The same hidden fears in 2001 that grew my PTSD, perpetuates into today like a perpetual-motion hamster wheel, despite my neurodoc’s heroic but futile efforts — futile because he will not use 21st century methods to keep on top of my complicated case and allow me to fully vomit the poison driven into me in the only way I can fully — private email and texting — because seemingly his 20th century methods have served him well. And, like my family, he doesn’t seem to want to change, in his case, his belief set as to what constitutes medicine.

And why should he?

He’s a rare breed; few specialists of his type are in practice. Patients have no choice who to see — if they can get in. He does. Patients have no choice in how much care they receive. A little is better than none, right? He does have a choice how much to give. And so he has all the control.

But at least he initially did better than the string of failures by other health care professionals. He began to succeed partially, but backtracked on his promises, breaking my trust. Then in this atmosphere of trust blowing away like sand, critical forces rose back up to deny the reality of my physical limitations and crushed the one kind person’s optimistic and realistic perception and attitude toward my brain injury and its effects on me. That person is backtracking on their backtracking.

I have metaphysical whiplash from all this backtracking by people purportedly there for me.

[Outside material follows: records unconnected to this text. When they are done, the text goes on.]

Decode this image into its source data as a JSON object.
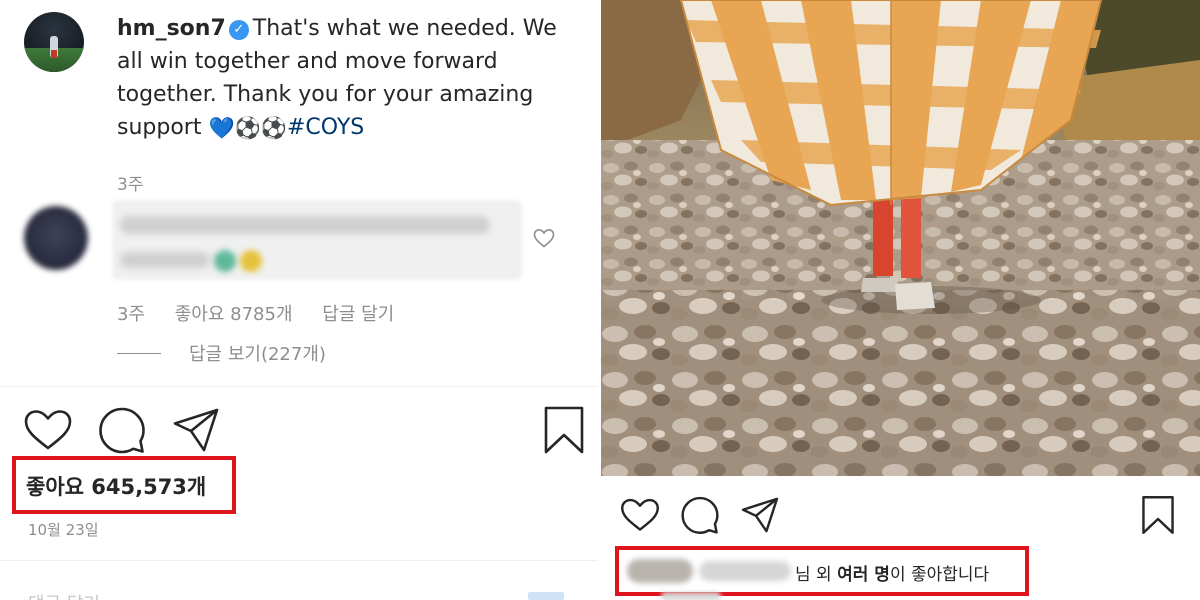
{
  "left_post": {
    "username": "hm_son7",
    "caption_text": "That's what we needed. We all win together and move forward together. Thank you for your amazing support",
    "emojis": [
      "💙",
      "⚽",
      "⚽"
    ],
    "hashtag": "#COYS",
    "caption_time": "3주",
    "comment": {
      "time": "3주",
      "likes": "좋아요 8785개",
      "reply_label": "답글 달기",
      "view_replies": "답글 보기(227개)"
    },
    "likes": "좋아요 645,573개",
    "date": "10월 23일",
    "cut_text": "댓글 달기..."
  },
  "right_post": {
    "likes_suffix_1": "님 외 ",
    "likes_bold": "여러 명",
    "likes_suffix_2": "이 좋아합니다"
  },
  "icons": {
    "like": "heart-icon",
    "comment": "comment-icon",
    "share": "send-icon",
    "save": "bookmark-icon",
    "verified": "verified-badge-icon"
  },
  "colors": {
    "highlight": "#e0141d",
    "verified": "#3897f0",
    "hashtag": "#00376b",
    "secondary_text": "#8e8e8e"
  }
}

I’m being obtuse. That’s because I really don’t want to talk about it, yet I knew that my book on concussion was missing a critical component, one that is the main reason people with brain injury end up not reaching their potential but remain sidelined outside of society, trapped in a perpetual loop of seeming to recover yet not really. We all want to think things are better than they are. We all want to turn our eyes away from suffering and tragedy. But human beings are social animals who need other human beings to heal, succeed, thrive. When we turn away from the person with a brain injury, we not only tell them they’re value-less, we also deny them the opportunity to truly recover and to rejoin society.

When we demand they be normal and refuse to accommodate their real needs, labelling them as selfish and complaining and faking and a disappointment, we deny ourselves their contributions to our lives.

I can’t endure it anymore. I have snapped; I have started spewing words all over the place. The private becomes very, very public.

My book will be updated. I have nothing left to lose. The important people in my real life seem to not want to change their beliefs. So I will. To save my life, I am throwing it out. I am changing my belief that some things should remain private. 

My iron self-control has crumbled under the onslaught of abandonment, judgement, criticism, and emotional turmoil.

My neurodoc is trying to keep me from doing a Toller Cranston move. But I can see why Cranston chucked his entire life out the window and left it.

Navigating everyone’s hidden fears, assumptions, determinations to not change the way they do things, is wearing.

Trying to accommodate and be constantly OK with whatever is said or done to me so that I won’t be left or discharged is joyless.

No wonder fatigue is my constant, unrelenting companion.